The Belgian delegates:
Alfred Herman
Roch Splingard
P. Fluse
N. Eberhardt
Brismée
Ph. Coenen
Submitted to the sixth sitting,
September 4, 1872
French original
I request the Chairman to agree to the nomination of a commission consisting of three members to compare the manuscript text of the Spring Street Council's letter with the text printed in the Bulletin de la Federation jurassienne in order to ascertain whether there was on the part of the Jura Federation the falsification mentioned by Citizen Le Moussu.
J. Guillaume
Submitted to the seventh sitting
September 5, 1872
French original
[The text of the message and the signatures of Schwitzguébel and Morago are in red ink, the rest is in pencil.]
The Congress of the International Working Men's Association, assembled at The Hague, expresses in the name of the world proletariat its admiration for the heroic fighters for the emancipation of labour who fell victims of their devotion, and sends fraternal and sympathetic greetings to all those who are at present persecuted by bourgeois reaction in France, Germany, Denmark and the entire world.
Adhémar Schwitzguébel, delegate of the Jura Federation
A. Sauva, delegate of the 2 American sections
D. Brismée
N. Eberhardt, Belgian delegates
Victor Dave, delegate of The Hague
Cuno, Germany
Ph. Coenen
T. Gonzales Morago, delegado de la federacion regional español.
Submitted to the eighth sitting,
September 5, 1872
French original
Published: in the newspaper La Liberté No. 37, September 15, 1872 and the Bulletin de la Fédération jurassienne No. 17-18, September 15, October 1, 1872.
I hereby inform the bureau of the Congress of the International Working Men's Association assembled here that urgent circumstances demand my return. I expect and request of my party comrades at the Congress that they will lake over my share of the work and carry the business of the Association to a successful end.
J. Dietzgen
The Hague, September 5, 1872
Submitted to the ninth sitting,
September 5, 1872
German original
Citizens,
For the first time since the fall of the Commune, the delegates of the proletariat which was massacred in Paris, is persecuted everywhere and everywhere oppressed, have assembled at an international congress. Therefore all eyes are turned at this moment towards The Hague -- our enemies expecting an admission of weakness or fearing a challenge which would provide proof of the impotence of their furious reaction. For its part, the people expects from those in whom it sees its representatives: a word of hope, the promise of energetic efforts in view of imminent revenge, of early and final victory.
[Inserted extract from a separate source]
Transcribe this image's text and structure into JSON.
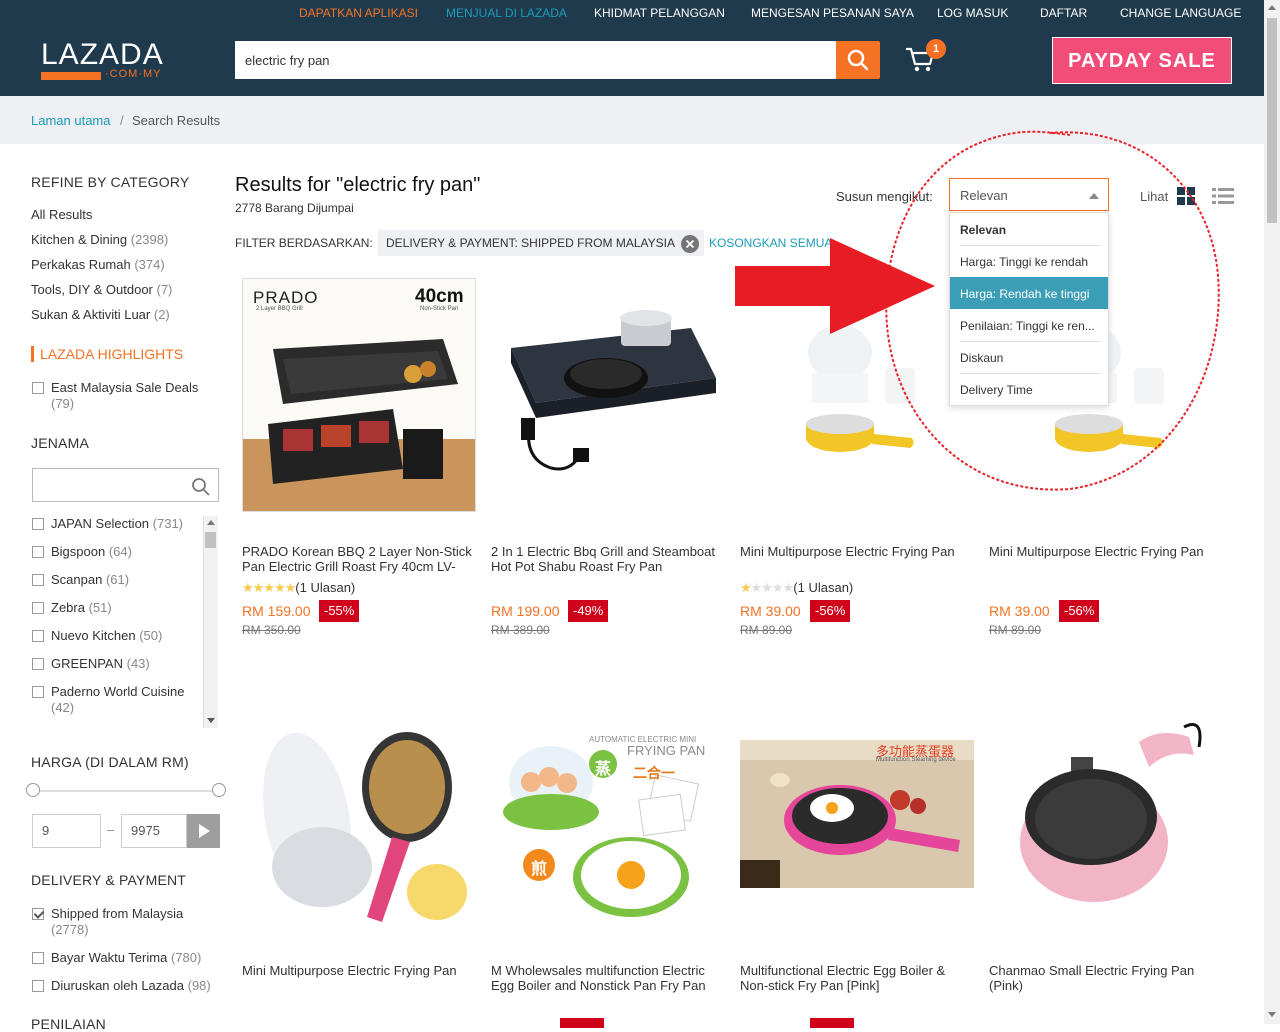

Therefore, in the assurance that, conscious of its duty, the Congress will not fail in it, we, Communards, delegates to the Congress, come in the name of the machine-gunned, deported, proscribed people, in the name of the suffering people, to ask of you that word of hope which you will not refuse to it, because it will be the contract which will prove to it that you are worthy of its confidence.
In face of the repression, which is as savage as it is sense-less, on the part of the victorious bourgeoisie against the defeated proletariat,
In face of the necessity to organise the proletarian forces disorganised by defeat in view of more energetic action,
In face of the weakness towards the bourgeois powers shown by certain groups of the International Association which cover up their desertion of the people's cause with the pernicious doctrine of abstention in political matters or betray this cause by alliance or compromise with bourgeois parties whatever be their name,
Considering that the social revolution can no more be enclosed in formulas than it can be resolved by petty measures and that it must be approached as a whole and in its totality if it is to be achieved,
That the destruction of every capitalist property regime,
That the abolition of the classes, the social revolution, can be achieved only by mustering all the energy of the revolutionary forces,
That abstention from political action is the negation of the first duty of the working class: the conquest of political power for the purpose of sweeping away the old society and creating the elements of the new by the revolutionary dictatorship of the proletariat,
That any alliance with a bourgeois party whichever shade it belongs to, under any pretext whatever, is desertion of the proletariat's cause on the part of any individual or group guilty of it,
That if the formation of societies of resistance, their federation, beginning the organisation of the working class, provides it with the weapons to fight capitalist oppression,
That if the strike is one means of revolutionary action, the barricade is another, and the most powerful of all,
The Congress declares:
1. The organisation of the proletariat's revolutionary forces and of the political struggle is placed on the order of the day of the next congress.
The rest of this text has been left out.